Let me say just a word about who I am and how I came to be here today. I am NOT an expert on US bases in Okinawa. When I was asked to participate in this meeting as a visiting delegate from the United States, I was fortunate to receive a quick tutoring in the issues from Dr. Joseph Gerson, who IS an expert and a long-time friend and advocate of the Okinawan people. Mostly I am here to learn, but I will share what I suspect are common perspectives in the United States regarding bases abroad and a little of what is going on more generally in my country.

Unfortunately, I believe most Americans have very little awareness of the number and cost of US military installations around the world, and even less understanding of their impact on the people and places in which they are located. Let me cite a few figures you are all probably aware of: nearly 800 bases, in over 70 countries and territories, at a cost ranging from $100 billion dollars a year, to nearly $200 billion if you include those in active warzones. If bases are talked about at all, it is in the context of “forward staging” of men and material to “deter aggression.” The credibility of such national security claims, how those bases impact the lands they are on, or the legality or morality of their being there at all, gathers little if any attention in US media. Given the overall size of this deployment, Okinawa, even with its 30-some bases which comprise 70% of Japanese territory used by the US military, Okinawa I am sad to say, would be, in American slang, “a drop in the water-bucket,” meaning, a very small part in something much greater. Add to that the general lack of information about Okinawa — the typical American might ask, “Is it a part of Japan, or an independent country, located exactly where?” I am afraid there is little public appreciation in my country for the harm these bases cause to the Okinawan people or their long-suffering efforts to have them removed. All of which is to emphasize the importance of continued resistance from the Okinawan people, support for them from among the Japanese people as a whole, and the need for people like myself to carry back to the US what we have learned about your struggle.
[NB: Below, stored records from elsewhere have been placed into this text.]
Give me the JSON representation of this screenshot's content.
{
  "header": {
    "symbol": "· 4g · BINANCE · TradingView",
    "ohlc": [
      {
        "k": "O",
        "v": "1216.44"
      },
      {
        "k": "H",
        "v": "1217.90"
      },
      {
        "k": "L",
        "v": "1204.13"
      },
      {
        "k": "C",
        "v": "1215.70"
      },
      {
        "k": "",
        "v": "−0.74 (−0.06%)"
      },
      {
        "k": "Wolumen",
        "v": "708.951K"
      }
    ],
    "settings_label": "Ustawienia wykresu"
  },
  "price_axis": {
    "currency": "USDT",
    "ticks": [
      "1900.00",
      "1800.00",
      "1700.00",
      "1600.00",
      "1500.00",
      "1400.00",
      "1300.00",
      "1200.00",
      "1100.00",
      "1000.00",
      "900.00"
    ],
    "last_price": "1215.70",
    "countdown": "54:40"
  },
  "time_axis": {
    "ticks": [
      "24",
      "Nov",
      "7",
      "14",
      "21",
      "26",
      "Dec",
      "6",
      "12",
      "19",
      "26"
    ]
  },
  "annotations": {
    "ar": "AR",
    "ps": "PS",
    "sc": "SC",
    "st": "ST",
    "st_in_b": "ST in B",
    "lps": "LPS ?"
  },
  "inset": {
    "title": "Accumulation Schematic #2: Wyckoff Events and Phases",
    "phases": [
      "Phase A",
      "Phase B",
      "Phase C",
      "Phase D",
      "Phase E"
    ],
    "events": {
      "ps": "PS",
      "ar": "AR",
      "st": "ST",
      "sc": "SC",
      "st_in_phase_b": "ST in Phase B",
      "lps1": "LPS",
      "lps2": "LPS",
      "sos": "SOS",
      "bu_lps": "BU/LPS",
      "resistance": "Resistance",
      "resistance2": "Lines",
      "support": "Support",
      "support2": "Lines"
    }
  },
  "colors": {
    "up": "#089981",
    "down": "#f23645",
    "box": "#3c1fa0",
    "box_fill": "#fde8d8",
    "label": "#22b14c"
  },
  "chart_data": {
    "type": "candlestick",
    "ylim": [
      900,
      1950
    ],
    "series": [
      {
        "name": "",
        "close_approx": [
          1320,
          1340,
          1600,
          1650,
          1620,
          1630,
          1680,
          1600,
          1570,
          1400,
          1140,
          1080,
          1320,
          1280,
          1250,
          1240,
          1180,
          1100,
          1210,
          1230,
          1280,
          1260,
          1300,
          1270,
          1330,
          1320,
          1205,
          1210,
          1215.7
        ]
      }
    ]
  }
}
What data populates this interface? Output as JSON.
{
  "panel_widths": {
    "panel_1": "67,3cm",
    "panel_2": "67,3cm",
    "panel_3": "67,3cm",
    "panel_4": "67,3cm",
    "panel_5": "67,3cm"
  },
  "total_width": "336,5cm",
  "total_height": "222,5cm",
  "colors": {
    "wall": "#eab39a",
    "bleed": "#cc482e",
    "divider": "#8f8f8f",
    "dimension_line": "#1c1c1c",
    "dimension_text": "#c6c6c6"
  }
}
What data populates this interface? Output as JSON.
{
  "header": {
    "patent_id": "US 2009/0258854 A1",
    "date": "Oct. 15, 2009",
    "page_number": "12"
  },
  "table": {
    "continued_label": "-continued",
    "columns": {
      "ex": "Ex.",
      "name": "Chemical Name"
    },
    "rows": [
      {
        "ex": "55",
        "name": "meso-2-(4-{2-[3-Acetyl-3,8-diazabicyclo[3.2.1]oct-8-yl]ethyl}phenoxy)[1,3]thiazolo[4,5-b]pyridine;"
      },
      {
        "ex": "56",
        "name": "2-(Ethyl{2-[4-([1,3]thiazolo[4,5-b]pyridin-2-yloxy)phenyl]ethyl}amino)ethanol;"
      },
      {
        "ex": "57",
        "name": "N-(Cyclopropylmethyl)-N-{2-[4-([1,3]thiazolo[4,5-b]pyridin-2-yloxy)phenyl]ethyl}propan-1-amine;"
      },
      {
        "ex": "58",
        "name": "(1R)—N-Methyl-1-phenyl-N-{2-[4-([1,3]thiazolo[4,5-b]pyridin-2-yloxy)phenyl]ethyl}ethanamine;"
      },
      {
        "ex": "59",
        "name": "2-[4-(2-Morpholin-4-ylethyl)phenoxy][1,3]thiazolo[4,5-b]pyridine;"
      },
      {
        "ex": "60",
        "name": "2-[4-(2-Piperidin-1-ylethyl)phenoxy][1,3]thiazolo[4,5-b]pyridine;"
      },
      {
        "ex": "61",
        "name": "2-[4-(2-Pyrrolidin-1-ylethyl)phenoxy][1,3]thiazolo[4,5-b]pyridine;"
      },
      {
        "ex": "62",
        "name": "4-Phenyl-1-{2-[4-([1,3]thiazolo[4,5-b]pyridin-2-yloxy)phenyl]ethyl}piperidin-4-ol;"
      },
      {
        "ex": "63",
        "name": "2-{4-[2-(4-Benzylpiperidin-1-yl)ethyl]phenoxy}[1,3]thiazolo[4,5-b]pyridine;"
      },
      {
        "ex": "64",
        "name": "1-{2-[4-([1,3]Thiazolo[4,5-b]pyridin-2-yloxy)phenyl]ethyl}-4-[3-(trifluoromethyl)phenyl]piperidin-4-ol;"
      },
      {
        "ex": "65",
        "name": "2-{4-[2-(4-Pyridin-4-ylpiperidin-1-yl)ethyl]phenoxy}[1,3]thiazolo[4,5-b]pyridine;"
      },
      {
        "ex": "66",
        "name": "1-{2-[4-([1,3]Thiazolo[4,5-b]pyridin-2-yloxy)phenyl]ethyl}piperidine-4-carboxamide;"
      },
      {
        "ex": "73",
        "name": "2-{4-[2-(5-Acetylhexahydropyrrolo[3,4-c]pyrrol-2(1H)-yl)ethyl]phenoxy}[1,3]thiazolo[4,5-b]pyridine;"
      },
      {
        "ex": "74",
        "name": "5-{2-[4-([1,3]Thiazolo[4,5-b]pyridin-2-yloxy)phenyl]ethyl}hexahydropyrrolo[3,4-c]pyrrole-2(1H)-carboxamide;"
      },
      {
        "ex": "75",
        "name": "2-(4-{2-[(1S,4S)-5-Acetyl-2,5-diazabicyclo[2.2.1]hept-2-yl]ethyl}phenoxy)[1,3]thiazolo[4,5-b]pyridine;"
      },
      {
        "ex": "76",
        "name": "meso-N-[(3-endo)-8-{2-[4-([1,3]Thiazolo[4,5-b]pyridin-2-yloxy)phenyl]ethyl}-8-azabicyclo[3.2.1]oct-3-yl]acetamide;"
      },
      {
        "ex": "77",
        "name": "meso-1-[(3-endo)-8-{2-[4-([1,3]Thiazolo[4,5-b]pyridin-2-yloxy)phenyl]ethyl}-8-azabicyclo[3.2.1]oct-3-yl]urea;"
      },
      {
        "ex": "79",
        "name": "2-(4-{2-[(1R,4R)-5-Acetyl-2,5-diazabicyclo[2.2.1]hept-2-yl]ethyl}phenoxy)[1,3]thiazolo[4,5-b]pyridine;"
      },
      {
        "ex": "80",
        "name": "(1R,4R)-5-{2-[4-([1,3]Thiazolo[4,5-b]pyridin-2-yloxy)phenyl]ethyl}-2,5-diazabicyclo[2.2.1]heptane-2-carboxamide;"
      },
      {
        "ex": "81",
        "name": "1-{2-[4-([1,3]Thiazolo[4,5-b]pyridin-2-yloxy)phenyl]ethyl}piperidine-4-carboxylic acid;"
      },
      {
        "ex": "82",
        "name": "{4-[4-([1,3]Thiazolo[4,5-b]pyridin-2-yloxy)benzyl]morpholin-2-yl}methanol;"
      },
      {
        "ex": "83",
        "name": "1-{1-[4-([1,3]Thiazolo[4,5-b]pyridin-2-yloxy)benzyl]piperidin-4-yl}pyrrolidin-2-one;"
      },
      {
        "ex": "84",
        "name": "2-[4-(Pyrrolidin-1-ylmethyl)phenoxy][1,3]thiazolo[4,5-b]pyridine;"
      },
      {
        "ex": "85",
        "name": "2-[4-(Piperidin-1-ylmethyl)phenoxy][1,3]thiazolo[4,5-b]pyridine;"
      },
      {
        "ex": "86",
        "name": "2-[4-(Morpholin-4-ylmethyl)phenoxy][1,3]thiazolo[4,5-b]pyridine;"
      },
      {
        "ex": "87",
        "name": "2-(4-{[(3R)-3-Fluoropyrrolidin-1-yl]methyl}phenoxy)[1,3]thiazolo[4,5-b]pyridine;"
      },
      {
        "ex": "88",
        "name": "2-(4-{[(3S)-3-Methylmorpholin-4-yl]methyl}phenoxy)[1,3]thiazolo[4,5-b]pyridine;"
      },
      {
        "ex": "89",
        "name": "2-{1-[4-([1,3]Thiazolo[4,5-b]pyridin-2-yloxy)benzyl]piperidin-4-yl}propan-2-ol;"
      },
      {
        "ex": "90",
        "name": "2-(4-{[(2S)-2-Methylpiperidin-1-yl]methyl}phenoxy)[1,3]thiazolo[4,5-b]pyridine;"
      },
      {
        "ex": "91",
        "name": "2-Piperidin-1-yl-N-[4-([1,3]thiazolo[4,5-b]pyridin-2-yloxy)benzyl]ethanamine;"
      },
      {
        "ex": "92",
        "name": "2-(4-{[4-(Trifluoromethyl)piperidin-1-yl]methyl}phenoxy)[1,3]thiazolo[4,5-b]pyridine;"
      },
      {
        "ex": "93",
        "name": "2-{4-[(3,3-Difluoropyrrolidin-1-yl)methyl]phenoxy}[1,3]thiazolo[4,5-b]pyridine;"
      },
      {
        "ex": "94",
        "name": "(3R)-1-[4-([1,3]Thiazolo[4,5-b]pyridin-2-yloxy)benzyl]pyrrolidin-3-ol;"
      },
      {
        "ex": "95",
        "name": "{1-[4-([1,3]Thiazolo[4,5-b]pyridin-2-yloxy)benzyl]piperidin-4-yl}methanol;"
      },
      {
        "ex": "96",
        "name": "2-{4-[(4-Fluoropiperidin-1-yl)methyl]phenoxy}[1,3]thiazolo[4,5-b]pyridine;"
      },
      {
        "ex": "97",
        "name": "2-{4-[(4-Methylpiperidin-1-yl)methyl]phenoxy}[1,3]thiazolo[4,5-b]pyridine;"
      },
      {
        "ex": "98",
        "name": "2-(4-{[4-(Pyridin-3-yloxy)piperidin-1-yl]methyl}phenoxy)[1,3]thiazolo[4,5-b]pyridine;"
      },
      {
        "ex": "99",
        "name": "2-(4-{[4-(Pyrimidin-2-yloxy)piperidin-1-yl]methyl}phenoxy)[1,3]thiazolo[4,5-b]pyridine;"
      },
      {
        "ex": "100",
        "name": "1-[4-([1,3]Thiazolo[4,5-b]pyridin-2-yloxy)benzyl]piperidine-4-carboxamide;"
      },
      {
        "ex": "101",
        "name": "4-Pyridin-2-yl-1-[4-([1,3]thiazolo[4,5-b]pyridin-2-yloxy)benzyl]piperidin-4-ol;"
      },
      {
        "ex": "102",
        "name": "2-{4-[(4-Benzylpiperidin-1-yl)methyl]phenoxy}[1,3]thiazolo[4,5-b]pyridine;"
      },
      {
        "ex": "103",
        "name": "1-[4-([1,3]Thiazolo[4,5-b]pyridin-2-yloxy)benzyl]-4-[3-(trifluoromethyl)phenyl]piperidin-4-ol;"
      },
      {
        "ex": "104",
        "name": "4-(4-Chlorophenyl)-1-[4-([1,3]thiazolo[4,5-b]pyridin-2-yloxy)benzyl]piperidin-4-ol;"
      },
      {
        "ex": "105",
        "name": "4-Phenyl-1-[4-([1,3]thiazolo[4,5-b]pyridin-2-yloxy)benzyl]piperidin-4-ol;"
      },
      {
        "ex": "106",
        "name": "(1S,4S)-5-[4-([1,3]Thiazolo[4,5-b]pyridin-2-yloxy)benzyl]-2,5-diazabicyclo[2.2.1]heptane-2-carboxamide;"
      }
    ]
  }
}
Let me also comment for a moment on the general state of affairs in America today. Those of us who worried how terrible things might become under a Donald Trump presidency were wrong. It is even far worse than we imagined. Not in our wildest dreams did we anticipate the depth of his attacks on our national polity and norms of our society. Nor did we recognize the depths of collusion to which the Republican party would descend in order to retain power. Although American institutions are strong and great resistance has emerged within our population, many of us feel we are in a struggle for the survival of our country as we have known it. To put it mildly, Americans are at this time consumed with many worries “close to home.”

Now, I need to say there is at least a tiny light in all this gloom, and that is the joint Base Closure statement organized by my colleague Joseph Gerson of the Campaign for Peace Disarmament and Common Security, and now being circulated for signature by leaders from across the globe. Originally issued in 2014 and signed by over 100 of the world’s leading Scholars, Artists, and Activists, it called for support of the Okinawan people in their resistance to the planned construction of the new US base at Henoko. It has now been updated and calls for the closure of ALL US foreign military bases. Addressed to President Donald Trump, Secretary of Defense Mattis, and the US Congress, it details the fundamental reasons foreign military bases fail to serve American interests, actually increase US security problems, and have a profoundly negative impact on the land and people where they are located. The declaration stands as “an unequivocal statement of support for the people of Okinawa in their struggle for peace, dignity, human rights and protection of their environment…”

We should all be inspired by the courage and determination of the Okinawan people. We at this conference, in any way we are able, and the Japanese people as a whole, should support their Okinawan brethren in their long nonviolent struggle to remove these bases and recover their land and independence.